Net Unrealized Appreciation - Great Tax Benefit for Retirees explains the benefits of Net Unrealized Appreciation and provides an example:
"Under the NUA strategy, employees take an in-kind distribution of company stock from their retirement plan (after leaving the company) and pay ordinary income taxes on the stock's basis or original cost when it was put in the plan. The difference between the basis and the market value—the net unrealized appreciation—is taxed at long-term capital gains rates when the stock is sold, regardless of the holding period. This can be a significantly lower taxable event than rolling the stock into an IRA where all of its value will eventually be taxed as ordinary income."
For more information on NUA, check out this post: Net Unrealized Appreciation
Employee Stock Option Appreciation Rights Securities (ESOARS)

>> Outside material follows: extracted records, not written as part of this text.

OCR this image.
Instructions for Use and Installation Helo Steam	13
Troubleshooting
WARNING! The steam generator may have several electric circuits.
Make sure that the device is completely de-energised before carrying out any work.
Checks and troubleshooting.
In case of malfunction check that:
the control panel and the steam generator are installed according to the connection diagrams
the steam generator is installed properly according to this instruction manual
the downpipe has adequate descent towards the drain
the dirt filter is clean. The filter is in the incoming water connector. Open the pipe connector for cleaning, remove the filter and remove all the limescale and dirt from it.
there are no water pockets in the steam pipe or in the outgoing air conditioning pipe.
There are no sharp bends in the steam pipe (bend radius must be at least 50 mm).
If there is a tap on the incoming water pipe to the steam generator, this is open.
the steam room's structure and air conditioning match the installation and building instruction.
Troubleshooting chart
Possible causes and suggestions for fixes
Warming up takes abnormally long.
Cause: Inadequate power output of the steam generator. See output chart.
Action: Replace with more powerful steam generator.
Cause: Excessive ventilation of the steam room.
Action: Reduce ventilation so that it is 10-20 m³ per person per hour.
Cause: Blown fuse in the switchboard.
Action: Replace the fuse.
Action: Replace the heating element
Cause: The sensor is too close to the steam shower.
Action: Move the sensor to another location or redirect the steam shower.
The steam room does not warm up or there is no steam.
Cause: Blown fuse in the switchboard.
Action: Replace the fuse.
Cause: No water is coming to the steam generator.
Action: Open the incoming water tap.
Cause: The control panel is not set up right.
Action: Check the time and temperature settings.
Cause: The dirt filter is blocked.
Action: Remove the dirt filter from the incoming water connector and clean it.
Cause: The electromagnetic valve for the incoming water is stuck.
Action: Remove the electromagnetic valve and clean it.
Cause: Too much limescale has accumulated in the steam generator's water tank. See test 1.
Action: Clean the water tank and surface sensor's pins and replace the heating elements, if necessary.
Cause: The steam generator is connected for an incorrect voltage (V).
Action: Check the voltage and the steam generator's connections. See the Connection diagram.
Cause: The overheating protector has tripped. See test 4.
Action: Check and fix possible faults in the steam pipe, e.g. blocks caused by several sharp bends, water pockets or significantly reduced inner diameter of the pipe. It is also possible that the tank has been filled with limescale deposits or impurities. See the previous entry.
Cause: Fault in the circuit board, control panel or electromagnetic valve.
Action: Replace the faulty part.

While stock options are not the primary focus of this site, we occasionally mention them. Since we have referred to Employee Stock Option Appreciation Rights Securities (ESOARS) in the past, you may be interested in A Bid for Fair Value, which discusses ESOARS in more detail:
- "Zions Bancorporation developed Employee Stock Option Appreciation Rights Securities (ESOARS) as a market-based pricing technique for expensing stock options under FASB Statement no. 123(R).
- ESOARS auctions may be able to achieve a lower expense for Statement no.
123(R) purposes than other option-pricing models such as Black-Scholes or the binomial method. - ESOARS are SEC-registered traded securities and can require substantial upfront costs, including legal and accounting fees to prepare an offering prospectus, advertising to attract investors, screening of investors to ensure an appropriate level of expertise and setting up a record-keeping system for the ESOARS that is tied in with the record-keeping system for existing options.
- The SEC's analysis of ESOARS says the method is an acceptable market-based approach to valuing employee share-based payments under Statement no. 123(R), but also outlines several conditions that should be met for each auction to qualify as an appropriate market-pricing mechanism."